Choose a tag to compare

@lauraluebbert lauraluebbert released this 11 Jun 02:11
· 15 commits to main since this release
  • gget blat: Improved resilience against UCSC BLAT endpoint failures (fixes intermittently failing tests).
    • Added retry-with-exponential-backoff for transient failures (HTTP 429/5xx, network errors, and non-JSON 200 responses caused by UCSC rate-limiting or HTML error pages). Up to 4 attempts with 1.5s → 3s → 6s backoff.
    • Replaced the misleading "sequence too short or assembly invalid" message with the actual server response (status code, response preview) so failures are diagnosable.
    • HTTPError and URLError are now caught explicitly instead of bubbling up as unhandled exceptions.
  • Bug fixes:
    • gget cosmic: Fixed misleading error message when the download step fails — was reporting the previous command's return code/stderr instead of the failing command's.
    • gget cosmic: Narrowed the JSON parse exception handler to json.JSONDecodeError so unrelated ValueErrors are no longer masked by the "Failed to download file" message.
    • gget --version, gget --help, gget invoked with no arguments, and gget <module> with no further arguments now all exit with status 0 instead of 1, so CI scripts and shell pipelines no longer treat these informational outputs as failures.
    • Added request timeouts to previously-unguarded requests calls in gget ref, gget info, gget 8cube, gget enrichr, and gget opentargets. Default is 10s connect / 60s read; configurable via the new DEFAULT_REQUESTS_TIMEOUT constant.
    • Narrowed a bare except: in utils.get_uniprot_seqs to (KeyError, IndexError, TypeError) so unrelated errors (including KeyboardInterrupt) are no longer swallowed.

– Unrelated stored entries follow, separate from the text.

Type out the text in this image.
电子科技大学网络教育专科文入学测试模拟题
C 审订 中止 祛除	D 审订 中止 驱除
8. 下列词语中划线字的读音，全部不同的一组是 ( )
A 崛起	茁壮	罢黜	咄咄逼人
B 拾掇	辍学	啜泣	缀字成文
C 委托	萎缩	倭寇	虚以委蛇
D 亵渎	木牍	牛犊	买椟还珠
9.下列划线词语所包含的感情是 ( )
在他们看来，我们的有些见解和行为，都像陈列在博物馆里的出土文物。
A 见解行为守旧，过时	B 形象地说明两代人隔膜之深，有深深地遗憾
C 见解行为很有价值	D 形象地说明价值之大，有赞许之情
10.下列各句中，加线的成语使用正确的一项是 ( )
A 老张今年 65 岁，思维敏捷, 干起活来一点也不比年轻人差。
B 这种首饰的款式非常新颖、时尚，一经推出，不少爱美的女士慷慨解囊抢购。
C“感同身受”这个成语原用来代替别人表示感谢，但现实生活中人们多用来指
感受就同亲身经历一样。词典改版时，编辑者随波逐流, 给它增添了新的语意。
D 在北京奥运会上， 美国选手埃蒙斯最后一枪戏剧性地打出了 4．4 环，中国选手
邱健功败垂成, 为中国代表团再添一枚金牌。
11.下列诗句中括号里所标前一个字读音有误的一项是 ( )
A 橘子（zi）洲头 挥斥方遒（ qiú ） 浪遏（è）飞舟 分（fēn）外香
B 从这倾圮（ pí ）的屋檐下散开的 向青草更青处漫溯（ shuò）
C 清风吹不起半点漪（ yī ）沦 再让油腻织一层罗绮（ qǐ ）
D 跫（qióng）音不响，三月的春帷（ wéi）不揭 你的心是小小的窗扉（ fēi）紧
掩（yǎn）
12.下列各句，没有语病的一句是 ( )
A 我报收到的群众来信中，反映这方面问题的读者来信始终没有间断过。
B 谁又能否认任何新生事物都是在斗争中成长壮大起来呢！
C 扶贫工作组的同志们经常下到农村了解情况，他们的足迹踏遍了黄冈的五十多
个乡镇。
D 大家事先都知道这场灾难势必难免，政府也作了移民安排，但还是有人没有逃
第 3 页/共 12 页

    • Added utils.http_json() and utils.dig() helpers that issue a request and parse JSON / walk a nested response path with consistent error reporting. Migrated gget bgee, gget opentargets, and one .json() callsite in gget virus to use them; remaining modules will migrate opportunistically. Upstream HTML error pages, malformed JSON, and missing response keys now surface as clear RuntimeErrors naming the failing service instead of cryptic JSONDecodeError / KeyError tracebacks.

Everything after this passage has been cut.